Procurement ought to be a process of objectively measuring which supplier is likely to provide the best outcomes against a set of clear criteria. AI ought to have an edge on the professional here, ditching the nuance of bias and focusing on the applied logic of what will best deliver the outcome.
It is also paradoxical that the very use of AI may force better practice by the humans participating as it will require the articulation of the desired outcomes by those directing a project.
And yet the recent Post Office scandal has demonstrated that sometimes trust in technology can be misplaced, and human direction needs to be applied to ensure that strong ethics and appropriate governance complement a technology solution.
Empathy
There is certainly a need for empathy in procurement. In an exercise of selecting a team to collaborate, both during the procurement process and with the selected contractor, this is undoubtedly so. Those tendering need to feel that they have been heard – as do the project stakeholders that their objectives will be met.
Allowing selection to just be by machine risks distrust. As AI learns, it may not be able to clearly articulate its reasoning, but may also learn bias from its gathered intelligence.
While a solely AI-driven procurement exercise therefore seems a way off, it could also risk abuse through gamification – client’s AI procurement “bot” pitted against contractor’s AI bid-writing “bot”, all the time focused on the contract award and not the project outcome. Contracting for the desired outcomes may help to bridge this conflict, but in the meantime, it may not be best left to the machines.
Empathy may not always be the sole domain of humans. Machines are becoming better at detecting human emotion, and embedding empathy in AI may improve accountability in the technology.
The verdict
So, was Bucknall right? Are our professionals endangered? Well, I suspect he had in mind a certain type of professional; those unable or unwilling to adapt. After all, it was resistance to change that frustrated him.
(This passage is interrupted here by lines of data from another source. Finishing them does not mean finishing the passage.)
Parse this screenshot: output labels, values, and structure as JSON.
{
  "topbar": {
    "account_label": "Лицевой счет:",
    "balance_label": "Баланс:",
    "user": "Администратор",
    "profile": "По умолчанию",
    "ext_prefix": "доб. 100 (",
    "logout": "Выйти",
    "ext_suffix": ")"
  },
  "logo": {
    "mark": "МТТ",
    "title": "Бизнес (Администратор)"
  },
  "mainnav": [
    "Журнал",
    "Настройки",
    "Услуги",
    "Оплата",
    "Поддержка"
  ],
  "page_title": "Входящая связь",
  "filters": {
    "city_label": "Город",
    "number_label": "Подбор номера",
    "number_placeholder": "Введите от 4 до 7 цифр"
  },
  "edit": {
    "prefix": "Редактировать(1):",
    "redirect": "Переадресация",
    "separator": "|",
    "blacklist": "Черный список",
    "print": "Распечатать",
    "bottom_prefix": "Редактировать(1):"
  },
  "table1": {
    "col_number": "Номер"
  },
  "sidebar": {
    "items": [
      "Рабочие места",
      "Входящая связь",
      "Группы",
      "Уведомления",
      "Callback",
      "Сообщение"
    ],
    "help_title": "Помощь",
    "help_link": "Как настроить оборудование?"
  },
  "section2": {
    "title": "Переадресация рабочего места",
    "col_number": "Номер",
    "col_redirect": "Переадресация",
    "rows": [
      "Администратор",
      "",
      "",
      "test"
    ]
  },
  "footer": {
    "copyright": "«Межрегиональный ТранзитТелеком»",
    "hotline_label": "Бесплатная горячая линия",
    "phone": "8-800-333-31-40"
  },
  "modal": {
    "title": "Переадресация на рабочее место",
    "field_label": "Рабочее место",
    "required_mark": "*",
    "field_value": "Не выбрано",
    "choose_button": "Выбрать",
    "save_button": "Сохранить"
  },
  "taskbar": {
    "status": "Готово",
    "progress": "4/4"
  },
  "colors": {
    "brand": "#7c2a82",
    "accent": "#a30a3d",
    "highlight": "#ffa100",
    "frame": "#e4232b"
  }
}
He also loved his profession and rose to the challenge of driving change.
Arguably the fragmentation that Hackitt describes is in response to the more complex industry we now have. This complexity of our industry is unlikely to abate, but AI may help us to navigate it.
>>See also: Top 150 Consultants 2024: What AI and machine learning tools are you using?
>>See also: What does artificial intelligence mean for construction?
I suspect that a new breed of professional will emerge as a result – driven by the values of their professional institutions, adept at navigating new technologies but empathetic to the social constructs that make our built environment. I suspect that is what David also had in mind.
It is likely that this balance of trust will continue to evolve and probably quickly. Here I can turn directly to Bucknall for some words of wisdom, as he once put it in Building magazine: “At the risk of mixing my metaphors, public sector procurement is a dinosaur (although it is clearly ahead of the private sector in many areas). But it is an evolving dinosaur… I suppose, like dinosaurs, our brain is small and distant and any message we send to the feet to change direction can take an awfully long time to arrive.”
We should remember that much of what we do is also a social process manifested into a built form
Our institutions and their professional members will need to be agile, which in itself will require a change in mindset. One of our current evolutionary challenges is AI and we may now be over the inertia that Bucknall described; we are gathering momentum, but we still need to go quicker or face extinction.
We may utilise the power of the technology, we may take pride in our professional rigour, diligence and training that equips us with a strong ethical compass. But we should remember that much of what we do is also a social process manifested into a built form.
Our industry should embrace the productivity gains of AI, cherish the values of our professions, but ultimately remember that our greatest prized asset may simply be human empathy. Trust me, I’m a human!